Laisse-toi enivrer par Anne, moelleuse et étonnante, qui a une vie pas comme les autres.
Ah, quoi de mieux qu'un smoothie banane-fraise-graine-de-chia-courge-betterave ? Oui, je sais. Pas grand chose. Mais Anne est tellement plus qu'une demi-lune jaune pleine de promesses. Anne est le fruit le plus produit et le plus exporté au monde. Un Français en consomme 8kg par an en moyenne, et bien qu'il existe plus de 300 espèces différentes, c'est Anne la "cavendish" que l'on consomme presque exclusivement. Anne est donc le fruit d'une monoculture, pensée pour maximiser les rendements et minimiser les coûts. Anne est néo-classique.
Quelles ressources pour Anne ?
Anne est une fille du voyage, elle commence sa vie dans des éprouvettes dans l'Hérault avant d'être envoyée à 8 000 km dans les Antilles, en Martinique. Elle grandit ensuite tranquillement sur ces terres exotiques, au climat propice à son bien-être : humide et chaud. A raison de 100 grammes d'engrais par pied, tous les trois mois et de 7 kilos de pesticides utilisés par récolte, elle est nourrie et protégée des méchantes bêtes affamées.
Anne est ensuite lavée à l'eau salée, si elle est belle, elle est choisie (si elle était laide, Anne aurait très vite été une victime de plus du gaspillage, sans regard en arrière d'une société trop portée sur l'esthétisme), séparée de ses consoeurs et rincée. Là commence son périple. On la transporte jusqu'au port le plus proche où elle passera 10 jours en mer sur un porte-conteneur réfrigéré propulsé au pétrole jusqu'à Dunkerque, puis en poids lourd, roulant toujours au pétrole, jusqu'à Rungis. Dans cette banlieue parisienne, elle restera 5 ou 6 jours, en phase de mûrissage, baignée dans l'éthylène à 18°C, avant d'être transportée à nouveau jusqu'à un distributeur, puis transportée à nouveau dans ton cabas jusqu'à ta cuisine. De là, va savoir comment elle finit. Chaque Anne a une fin qui lui est bien propre.
Anne et le CO2e
Durant son périple, l'impact d'Anne se répartit entre la production, le transport et le mûrissage. Dans l'ordre croissant de poste émetteur de gaz à effet de serre, le transport arrive en tête avec 65% du total des émissions.
Sans compter l'envoi des éprouvettes qui se fait en avion, parce qu'un avion ça vole hyper vite, le transport maritime réfrigéré consomme un max, déjà parce que les navires sont souvent remplis de carburants pas très chers avec une qualité moindre mais aussi parce que les frigorigènes utilisés génèrent beaucoup de gaz à effet de serre.

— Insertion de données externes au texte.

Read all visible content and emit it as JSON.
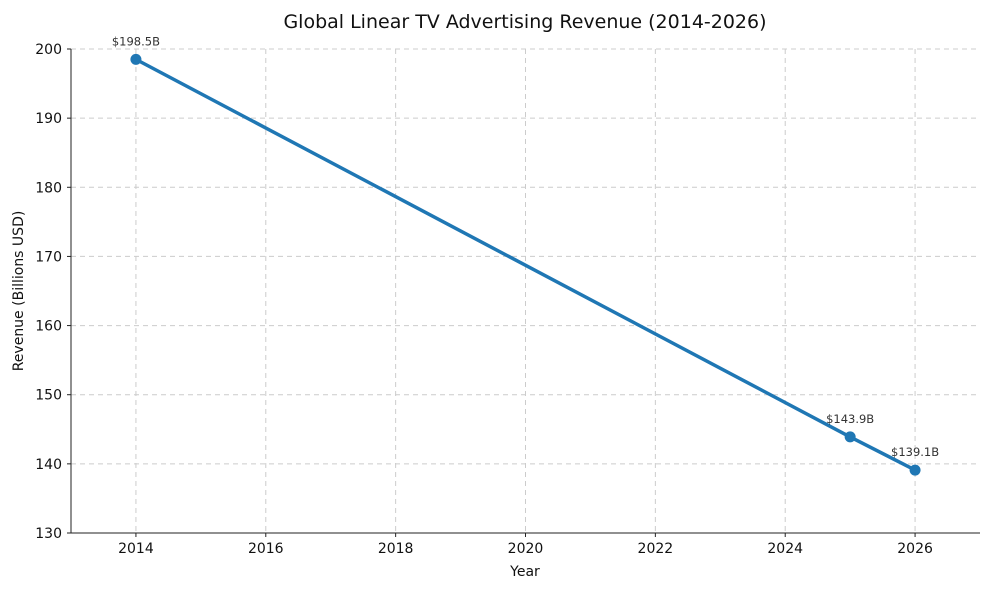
{
  "chart_data": {
    "type": "line",
    "title": "Global Linear TV Advertising Revenue (2014-2026)",
    "xlabel": "Year",
    "ylabel": "Revenue (Billions USD)",
    "xlim": [
      2013,
      2027
    ],
    "ylim": [
      130,
      200
    ],
    "xticks": [
      2014,
      2016,
      2018,
      2020,
      2022,
      2024,
      2026
    ],
    "yticks": [
      130,
      140,
      150,
      160,
      170,
      180,
      190,
      200
    ],
    "grid": true,
    "series": [
      {
        "points": [
          {
            "x": 2014,
            "y": 198.5,
            "label": "$198.5B"
          },
          {
            "x": 2025,
            "y": 143.9,
            "label": "$143.9B"
          },
          {
            "x": 2026,
            "y": 139.1,
            "label": "$139.1B"
          }
        ],
        "color": "#1f77b4"
      }
    ]
  }
}
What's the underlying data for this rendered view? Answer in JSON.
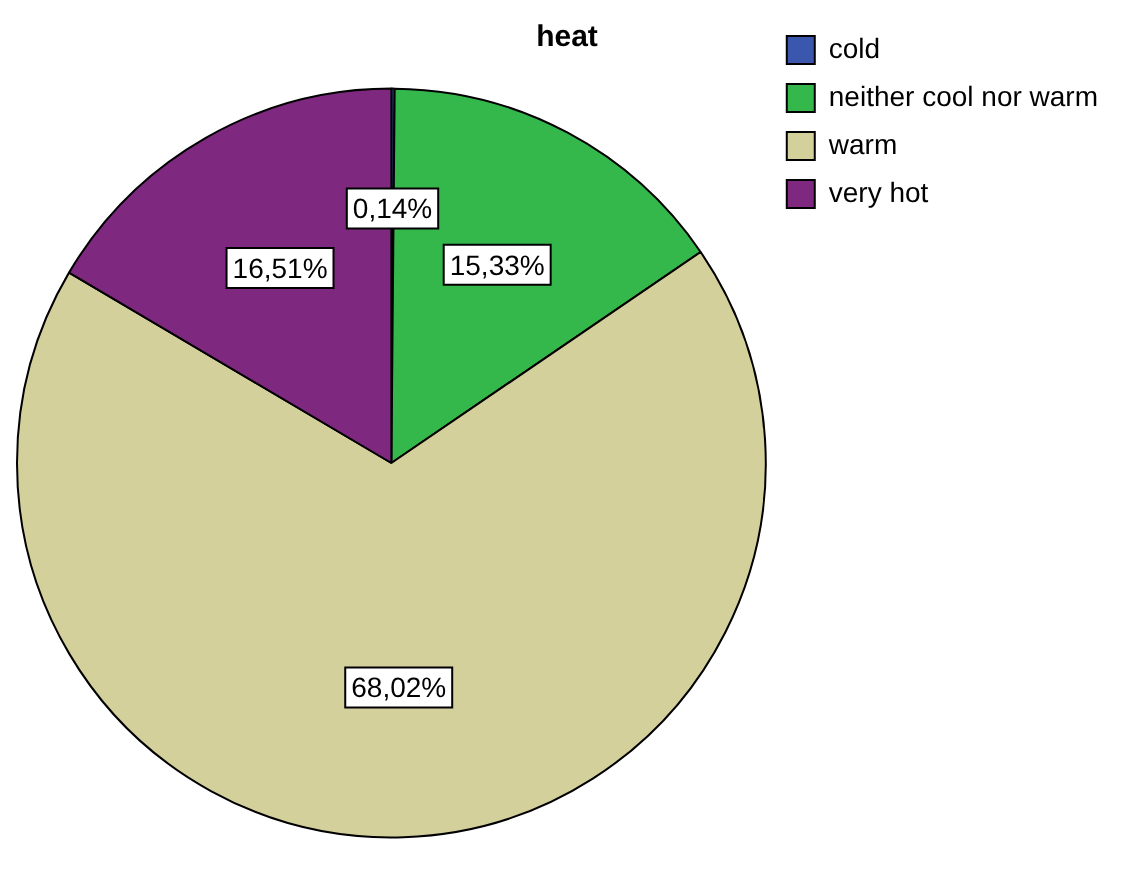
{
  "chart_data": {
    "type": "pie",
    "title": "heat",
    "categories": [
      "cold",
      "neither cool nor warm",
      "warm",
      "very hot"
    ],
    "values": [
      0.14,
      15.33,
      68.02,
      16.51
    ],
    "colors": [
      "#3b57ad",
      "#35b84b",
      "#d4d09c",
      "#7e287f"
    ],
    "value_labels": [
      "0,14%",
      "15,33%",
      "68,02%",
      "16,51%"
    ],
    "legend": "top right"
  }
}
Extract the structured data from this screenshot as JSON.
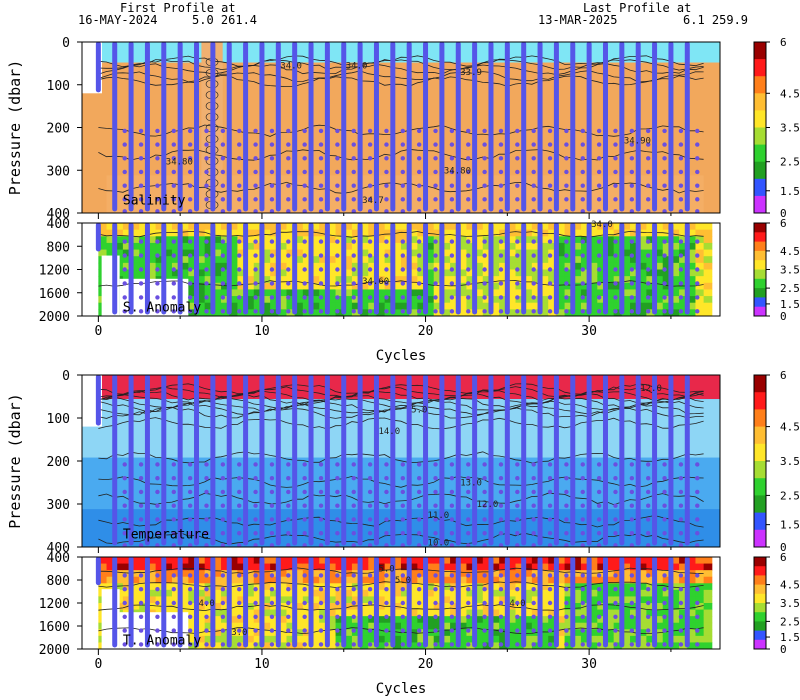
{
  "header": {
    "first_title": "First Profile at",
    "first_date": "16-MAY-2024",
    "first_pos": "5.0 261.4",
    "last_title": "Last Profile at",
    "last_date": "13-MAR-2025",
    "last_pos": "6.1 259.9"
  },
  "colors": {
    "profile_line": "#5555e8",
    "profile_dot": "#6a4fe0",
    "contour": "#222222",
    "salinity_fill": "#f2a85c",
    "salinity_surface": "#7fe6f5",
    "temperature_fill": "#4aaaf0",
    "temperature_deep": "#2f8ee8",
    "temperature_surface": "#e8284a",
    "colorbar": [
      "#cc33ff",
      "#3355ff",
      "#22a022",
      "#2fd12f",
      "#a6dd33",
      "#ffe629",
      "#ffbe33",
      "#ff7f1a",
      "#ff1a1a",
      "#990000"
    ]
  },
  "chart_data": [
    {
      "type": "heatmap",
      "panel": "Salinity",
      "ylabel": "Pressure (dbar)",
      "xlabel": "",
      "xlim": [
        -1,
        38
      ],
      "ylim": [
        400,
        0
      ],
      "y_ticks": [
        "0",
        "100",
        "200",
        "300",
        "400"
      ],
      "x_ticks": [
        0,
        10,
        20,
        30
      ],
      "contour_labels": [
        {
          "text": "34.0",
          "x": 11,
          "p": 55
        },
        {
          "text": "34.0",
          "x": 15,
          "p": 55
        },
        {
          "text": "33.9",
          "x": 22,
          "p": 70
        },
        {
          "text": "34.90",
          "x": 32,
          "p": 230
        },
        {
          "text": "34.80",
          "x": 4,
          "p": 280
        },
        {
          "text": "34.80",
          "x": 21,
          "p": 300
        },
        {
          "text": "34.7",
          "x": 16,
          "p": 370
        }
      ],
      "colorbar_labels": [
        "6",
        "4.5",
        "3.5",
        "2.5",
        "1.5",
        "0"
      ]
    },
    {
      "type": "heatmap",
      "panel": "S. Anomaly",
      "xlabel": "Cycles",
      "xlim": [
        -1,
        38
      ],
      "ylim": [
        2000,
        400
      ],
      "y_ticks": [
        "400",
        "800",
        "1200",
        "1600",
        "2000"
      ],
      "x_ticks": [
        "0",
        "10",
        "20",
        "30"
      ],
      "contour_labels": [
        {
          "text": "34.60",
          "x": 16,
          "p": 1400
        },
        {
          "text": "34.0",
          "x": 30,
          "p": 420
        }
      ],
      "colorbar_labels": [
        "6",
        "4.5",
        "3.5",
        "2.5",
        "1.5",
        "0"
      ]
    },
    {
      "type": "heatmap",
      "panel": "Temperature",
      "ylabel": "Pressure (dbar)",
      "xlabel": "",
      "xlim": [
        -1,
        38
      ],
      "ylim": [
        400,
        0
      ],
      "y_ticks": [
        "0",
        "100",
        "200",
        "300",
        "400"
      ],
      "x_ticks": [
        0,
        10,
        20,
        30
      ],
      "contour_labels": [
        {
          "text": "12.0",
          "x": 33,
          "p": 30
        },
        {
          "text": "5.0",
          "x": 19,
          "p": 80
        },
        {
          "text": "14.0",
          "x": 17,
          "p": 130
        },
        {
          "text": "13.0",
          "x": 22,
          "p": 250
        },
        {
          "text": "12.0",
          "x": 23,
          "p": 300
        },
        {
          "text": "11.0",
          "x": 20,
          "p": 325
        },
        {
          "text": "10.0",
          "x": 20,
          "p": 390
        }
      ],
      "colorbar_labels": [
        "6",
        "4.5",
        "3.5",
        "2.5",
        "1.5",
        "0"
      ]
    },
    {
      "type": "heatmap",
      "panel": "T. Anomaly",
      "xlabel": "Cycles",
      "xlim": [
        -1,
        38
      ],
      "ylim": [
        2000,
        400
      ],
      "y_ticks": [
        "400",
        "800",
        "1200",
        "1600",
        "2000"
      ],
      "x_ticks": [
        "0",
        "10",
        "20",
        "30"
      ],
      "contour_labels": [
        {
          "text": "5.0",
          "x": 17,
          "p": 600
        },
        {
          "text": "5.0",
          "x": 18,
          "p": 800
        },
        {
          "text": "4.0",
          "x": 6,
          "p": 1200
        },
        {
          "text": "4.0",
          "x": 25,
          "p": 1200
        },
        {
          "text": "3.0",
          "x": 8,
          "p": 1700
        }
      ],
      "colorbar_labels": [
        "6",
        "4.5",
        "3.5",
        "2.5",
        "1.5",
        "0"
      ]
    }
  ]
}
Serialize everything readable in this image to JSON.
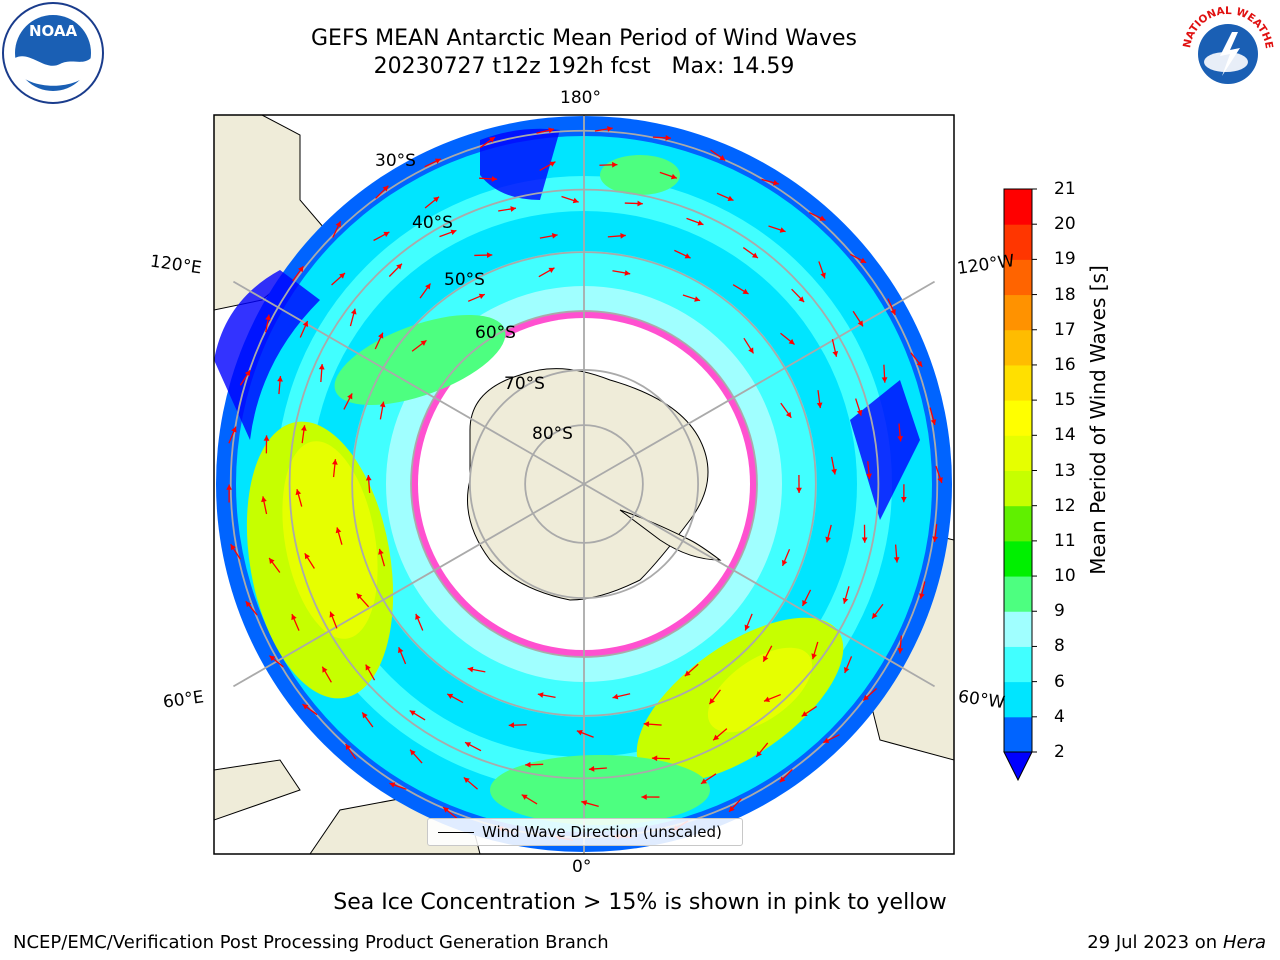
{
  "title_line1": "GEFS MEAN Antarctic Mean Period of Wind Waves",
  "title_line2": "20230727 t12z 192h fcst   Max: 14.59",
  "map": {
    "lon_labels": [
      "180°",
      "120°E",
      "120°W",
      "60°E",
      "60°W",
      "0°"
    ],
    "lat_labels": [
      "30°S",
      "40°S",
      "50°S",
      "60°S",
      "70°S",
      "80°S"
    ],
    "legend_label": "Wind Wave Direction (unscaled)"
  },
  "colorbar": {
    "label": "Mean Period of Wind Waves [s]",
    "ticks": [
      "2",
      "4",
      "6",
      "8",
      "9",
      "10",
      "11",
      "12",
      "13",
      "14",
      "15",
      "16",
      "17",
      "18",
      "19",
      "20",
      "21"
    ],
    "colors": [
      "#0064ff",
      "#00e5ff",
      "#41ffff",
      "#a0ffff",
      "#4dff80",
      "#00f000",
      "#60f000",
      "#c6ff00",
      "#e6ff00",
      "#ffff00",
      "#ffe000",
      "#ffbc00",
      "#ff9200",
      "#ff6400",
      "#ff3600",
      "#ff0000"
    ],
    "under_color": "#0000ff"
  },
  "caption": "Sea Ice Concentration > 15% is shown in pink to yellow",
  "footer_left": "NCEP/EMC/Verification Post Processing Product Generation Branch",
  "footer_right_prefix": "29 Jul 2023 on ",
  "footer_right_host": "Hera",
  "logos": {
    "noaa_text": "NOAA",
    "nws_text": "NATIONAL WEATHER SERVICE"
  }
}
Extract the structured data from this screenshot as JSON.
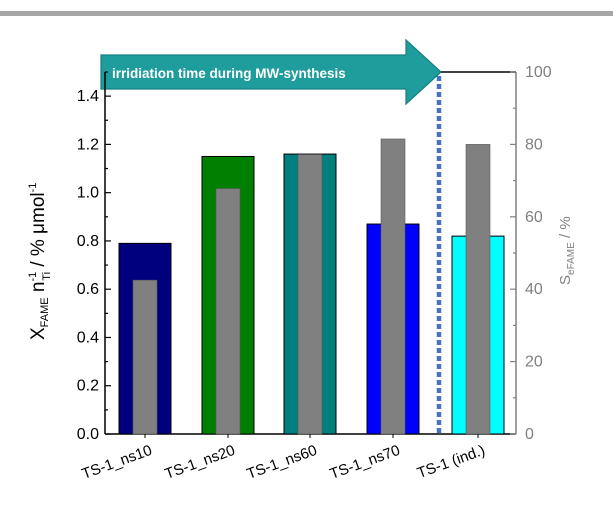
{
  "chart_data": {
    "type": "bar",
    "categories": [
      "TS-1_ns10",
      "TS-1_ns20",
      "TS-1_ns60",
      "TS-1_ns70",
      "TS-1 (ind.)"
    ],
    "series": [
      {
        "values": [
          0.79,
          1.15,
          1.16,
          0.87,
          0.82
        ],
        "colors": [
          "#00007f",
          "#007f00",
          "#007f7f",
          "#0000ff",
          "#00ffff"
        ]
      },
      {
        "values": [
          42.5,
          67.8,
          77.2,
          81.5,
          80.0
        ],
        "color": "#808080"
      }
    ],
    "y_left": {
      "ylim": [
        0,
        1.5
      ],
      "ticks": [
        "0.0",
        "0.2",
        "0.4",
        "0.6",
        "0.8",
        "1.0",
        "1.2",
        "1.4"
      ]
    },
    "y_right": {
      "ylim": [
        0,
        100
      ],
      "ticks": [
        "0",
        "20",
        "40",
        "60",
        "80",
        "100"
      ]
    },
    "annotation": "irridiation time during MW-synthesis",
    "annotation_color": "#1f9c9c",
    "divider_color": "#4472c4",
    "left_axis_color": "#000000",
    "right_axis_color": "#808080"
  }
}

Le transport maritime permet de faire voyager 90% de nos produits à travers le monde et représente 3% des émissions globales de CO2e. Si son impact est le plus faible en terme de tonne par kilomètre, le transport maritime est en constante augmentation et pourrait représenter 17% des émissions globales en 2030. Le fioul lourd utilisé est 2 000 plus toxique qu'un diesel et dégage beaucoup de dioxyde de soufre qui cause pluies acides et décès prématurés. Sympa.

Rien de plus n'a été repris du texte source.